Just recently a friend said to me (with my worn out stories about the Good Samaritan and Jerry Quinn), “You say the same thing over and over again.” At the end of the day those who have found a bottom line in their life have little more to say than their one bottom line. They keep saying it over and over again. Though they use many different ways to say it, it’s still nothing more than their one bottom line going on and on like a record. Elie Weisel, the Holocaust’s most prominent survivor and author, has one bottom line and he keeps repeating it. Martin Luther King Jr., civil rights’ advocate, had one bottom line and he kept repeating it. Sr. Joan Chittister, nemesis of a male driven church, has one bottom line, and she keeps repeating it. Bonhoefer, one of Hitler’s six million victims, had one bottom line, and he kept repeating it: Discipleship of Jesus is costly. They all keep repeating their one bottom line, but they say it in many different eloquent ways.

Conclusion

Worth every red cent

Well, the sun finally set that day when earlier everyone was rushing to Jericho each on his own very important business. Though the Jewish priest did a great job at the homily for the dedication service (he received a great applause), and though the Levite got all the errands on his list checked off that day in Jericho, a kind of blah and uneasy feeling came over them as they arrived back home in Jerusalem that night. It was the feeling of one who hasn’t stopped to make a difference on the highway of life. It was the feeling of one who doesn’t follow anyone greater than one’s self. It was the feeling of one whose discipleship of Yahweh hadn’t cost him one red cent. When, however, the Good Samaritan arrived back home late that night, though he was exhausted by his sudden encounter with the man waylaid by robbers and by his disastrous business meeting, there was a song singing in his heart. It was the song that sings in the hearts of all those who make a difference on the highway of life. It was the song that sings in the hearts of all those who pay the cost of discipleship and experience that it’s worth every red cent.
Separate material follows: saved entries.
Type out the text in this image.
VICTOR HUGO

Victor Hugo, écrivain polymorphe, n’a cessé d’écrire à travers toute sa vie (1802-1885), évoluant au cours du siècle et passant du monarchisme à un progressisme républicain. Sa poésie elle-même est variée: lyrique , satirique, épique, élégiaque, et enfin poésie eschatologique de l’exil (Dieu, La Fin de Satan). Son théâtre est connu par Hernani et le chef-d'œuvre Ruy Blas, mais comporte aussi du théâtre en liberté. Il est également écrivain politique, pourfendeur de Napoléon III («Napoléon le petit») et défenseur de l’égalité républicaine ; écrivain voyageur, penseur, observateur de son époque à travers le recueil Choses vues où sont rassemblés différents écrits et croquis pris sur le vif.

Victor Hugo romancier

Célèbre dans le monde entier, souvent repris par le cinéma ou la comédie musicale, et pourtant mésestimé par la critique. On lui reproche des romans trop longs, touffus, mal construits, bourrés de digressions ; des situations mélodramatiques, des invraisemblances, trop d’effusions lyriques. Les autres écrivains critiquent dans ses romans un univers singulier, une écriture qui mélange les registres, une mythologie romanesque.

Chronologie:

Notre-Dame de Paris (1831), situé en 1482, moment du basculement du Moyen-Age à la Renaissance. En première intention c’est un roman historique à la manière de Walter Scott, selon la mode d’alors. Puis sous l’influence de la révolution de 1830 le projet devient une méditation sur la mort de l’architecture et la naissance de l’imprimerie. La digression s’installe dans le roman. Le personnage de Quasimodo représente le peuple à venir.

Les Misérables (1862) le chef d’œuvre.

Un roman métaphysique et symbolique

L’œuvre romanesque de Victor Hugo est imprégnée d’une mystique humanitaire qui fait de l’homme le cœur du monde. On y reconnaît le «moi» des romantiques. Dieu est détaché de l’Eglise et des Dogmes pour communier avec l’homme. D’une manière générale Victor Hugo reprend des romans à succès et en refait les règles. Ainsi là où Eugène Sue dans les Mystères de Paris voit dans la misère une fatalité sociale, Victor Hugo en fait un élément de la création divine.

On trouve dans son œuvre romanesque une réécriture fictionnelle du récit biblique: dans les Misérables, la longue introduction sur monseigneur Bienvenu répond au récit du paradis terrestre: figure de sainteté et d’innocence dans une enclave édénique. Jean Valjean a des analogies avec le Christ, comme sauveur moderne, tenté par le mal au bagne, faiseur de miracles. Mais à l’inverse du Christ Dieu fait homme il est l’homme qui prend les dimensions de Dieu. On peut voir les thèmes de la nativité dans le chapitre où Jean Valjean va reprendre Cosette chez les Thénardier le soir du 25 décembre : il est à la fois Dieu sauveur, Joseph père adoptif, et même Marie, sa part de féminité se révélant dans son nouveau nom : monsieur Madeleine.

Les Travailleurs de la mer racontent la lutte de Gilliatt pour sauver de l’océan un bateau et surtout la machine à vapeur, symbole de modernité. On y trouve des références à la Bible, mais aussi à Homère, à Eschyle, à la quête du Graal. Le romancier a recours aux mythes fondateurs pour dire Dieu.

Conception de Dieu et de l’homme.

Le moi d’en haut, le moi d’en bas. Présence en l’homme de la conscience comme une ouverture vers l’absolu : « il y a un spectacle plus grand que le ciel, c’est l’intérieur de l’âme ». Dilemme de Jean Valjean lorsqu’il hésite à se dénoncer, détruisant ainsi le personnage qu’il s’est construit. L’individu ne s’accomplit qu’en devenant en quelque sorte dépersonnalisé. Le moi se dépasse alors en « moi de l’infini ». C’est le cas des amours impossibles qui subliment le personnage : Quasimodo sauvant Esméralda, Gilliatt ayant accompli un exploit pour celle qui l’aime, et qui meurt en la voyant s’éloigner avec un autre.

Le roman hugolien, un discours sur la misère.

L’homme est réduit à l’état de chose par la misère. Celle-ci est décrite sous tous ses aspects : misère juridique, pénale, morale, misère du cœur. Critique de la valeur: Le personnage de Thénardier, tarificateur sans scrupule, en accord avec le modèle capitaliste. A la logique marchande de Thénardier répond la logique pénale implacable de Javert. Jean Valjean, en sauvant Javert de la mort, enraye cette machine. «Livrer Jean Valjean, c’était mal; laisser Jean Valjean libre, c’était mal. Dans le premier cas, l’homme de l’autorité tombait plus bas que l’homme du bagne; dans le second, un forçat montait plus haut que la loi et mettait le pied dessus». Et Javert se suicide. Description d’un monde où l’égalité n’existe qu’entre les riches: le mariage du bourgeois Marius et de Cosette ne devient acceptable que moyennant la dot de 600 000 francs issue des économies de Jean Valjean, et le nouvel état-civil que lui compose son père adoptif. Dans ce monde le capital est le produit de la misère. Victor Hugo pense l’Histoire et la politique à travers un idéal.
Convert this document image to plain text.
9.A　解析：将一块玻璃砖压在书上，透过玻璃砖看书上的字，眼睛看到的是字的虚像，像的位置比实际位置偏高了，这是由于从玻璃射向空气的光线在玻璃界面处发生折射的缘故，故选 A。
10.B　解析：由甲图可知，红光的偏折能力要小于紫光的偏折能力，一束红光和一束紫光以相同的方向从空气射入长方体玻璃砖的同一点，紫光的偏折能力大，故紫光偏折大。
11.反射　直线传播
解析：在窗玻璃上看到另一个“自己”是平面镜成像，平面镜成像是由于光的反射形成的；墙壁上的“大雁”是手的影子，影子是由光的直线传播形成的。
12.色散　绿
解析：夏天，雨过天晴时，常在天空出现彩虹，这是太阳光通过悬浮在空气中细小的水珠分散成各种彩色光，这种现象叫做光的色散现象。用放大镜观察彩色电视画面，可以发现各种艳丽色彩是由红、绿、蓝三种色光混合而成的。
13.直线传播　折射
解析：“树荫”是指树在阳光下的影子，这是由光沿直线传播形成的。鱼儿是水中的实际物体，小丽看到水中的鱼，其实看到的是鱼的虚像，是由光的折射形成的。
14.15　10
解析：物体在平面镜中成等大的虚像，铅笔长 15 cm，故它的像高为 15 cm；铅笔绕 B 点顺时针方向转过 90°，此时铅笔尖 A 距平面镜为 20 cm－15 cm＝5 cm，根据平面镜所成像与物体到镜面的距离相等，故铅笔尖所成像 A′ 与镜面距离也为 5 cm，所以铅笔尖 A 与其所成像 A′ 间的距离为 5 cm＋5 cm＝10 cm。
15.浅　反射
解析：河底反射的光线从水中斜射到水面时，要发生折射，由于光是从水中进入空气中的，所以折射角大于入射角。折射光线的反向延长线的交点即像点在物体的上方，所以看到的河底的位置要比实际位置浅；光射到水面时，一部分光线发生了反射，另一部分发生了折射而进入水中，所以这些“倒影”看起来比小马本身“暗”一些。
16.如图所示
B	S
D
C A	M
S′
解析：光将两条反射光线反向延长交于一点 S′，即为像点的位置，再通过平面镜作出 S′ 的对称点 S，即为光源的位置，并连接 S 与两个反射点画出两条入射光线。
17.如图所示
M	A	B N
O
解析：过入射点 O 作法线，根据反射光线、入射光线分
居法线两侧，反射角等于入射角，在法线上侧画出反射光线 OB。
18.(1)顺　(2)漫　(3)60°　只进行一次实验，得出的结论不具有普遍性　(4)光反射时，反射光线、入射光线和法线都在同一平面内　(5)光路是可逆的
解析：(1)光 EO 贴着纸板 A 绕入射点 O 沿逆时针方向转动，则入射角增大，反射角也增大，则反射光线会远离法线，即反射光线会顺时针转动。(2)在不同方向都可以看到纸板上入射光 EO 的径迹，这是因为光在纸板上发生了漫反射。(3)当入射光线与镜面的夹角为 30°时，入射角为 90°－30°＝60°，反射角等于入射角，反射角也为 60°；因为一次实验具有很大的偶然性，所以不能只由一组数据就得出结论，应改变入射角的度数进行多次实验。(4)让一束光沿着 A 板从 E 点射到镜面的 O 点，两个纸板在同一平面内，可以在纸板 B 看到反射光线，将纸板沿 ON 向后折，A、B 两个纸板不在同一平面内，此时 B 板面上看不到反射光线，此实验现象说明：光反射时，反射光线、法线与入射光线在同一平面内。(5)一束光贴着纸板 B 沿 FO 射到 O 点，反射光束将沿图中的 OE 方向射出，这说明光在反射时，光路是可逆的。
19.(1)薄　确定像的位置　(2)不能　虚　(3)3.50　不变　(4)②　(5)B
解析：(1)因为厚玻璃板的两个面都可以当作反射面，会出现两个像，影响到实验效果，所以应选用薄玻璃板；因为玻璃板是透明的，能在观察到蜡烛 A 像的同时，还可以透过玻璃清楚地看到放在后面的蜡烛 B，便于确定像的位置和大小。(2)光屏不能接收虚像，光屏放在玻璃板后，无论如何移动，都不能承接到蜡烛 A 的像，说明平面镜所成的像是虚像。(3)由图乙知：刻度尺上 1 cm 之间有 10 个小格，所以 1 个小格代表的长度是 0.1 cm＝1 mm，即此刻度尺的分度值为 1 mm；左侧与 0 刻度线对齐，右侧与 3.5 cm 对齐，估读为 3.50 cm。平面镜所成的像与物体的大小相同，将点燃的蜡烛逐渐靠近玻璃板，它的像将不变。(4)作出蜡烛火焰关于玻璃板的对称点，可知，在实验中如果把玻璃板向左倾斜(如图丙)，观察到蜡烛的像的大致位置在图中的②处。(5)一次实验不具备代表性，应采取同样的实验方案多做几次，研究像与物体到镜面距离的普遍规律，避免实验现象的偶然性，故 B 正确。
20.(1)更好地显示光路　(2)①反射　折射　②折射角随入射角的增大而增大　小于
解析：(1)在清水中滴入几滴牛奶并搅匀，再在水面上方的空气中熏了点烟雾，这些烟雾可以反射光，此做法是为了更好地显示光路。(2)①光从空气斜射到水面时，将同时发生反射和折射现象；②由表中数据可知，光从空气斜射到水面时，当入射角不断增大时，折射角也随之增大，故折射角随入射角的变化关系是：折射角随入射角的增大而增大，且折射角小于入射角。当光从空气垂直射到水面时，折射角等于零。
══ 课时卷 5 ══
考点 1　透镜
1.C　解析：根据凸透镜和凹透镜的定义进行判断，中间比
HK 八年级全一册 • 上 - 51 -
[1] Diaspora is a Greek word meaning dispersion. Originally it referred to the settling of scattered colonies of Jews outside Palestine after the Babylonian exile. It’s now come to mean the migration or scattering of a people away from an established or ancestral homeland or parish!

[2] By “the unchurched” is especially meant not those who have left the church but those whom the church has left!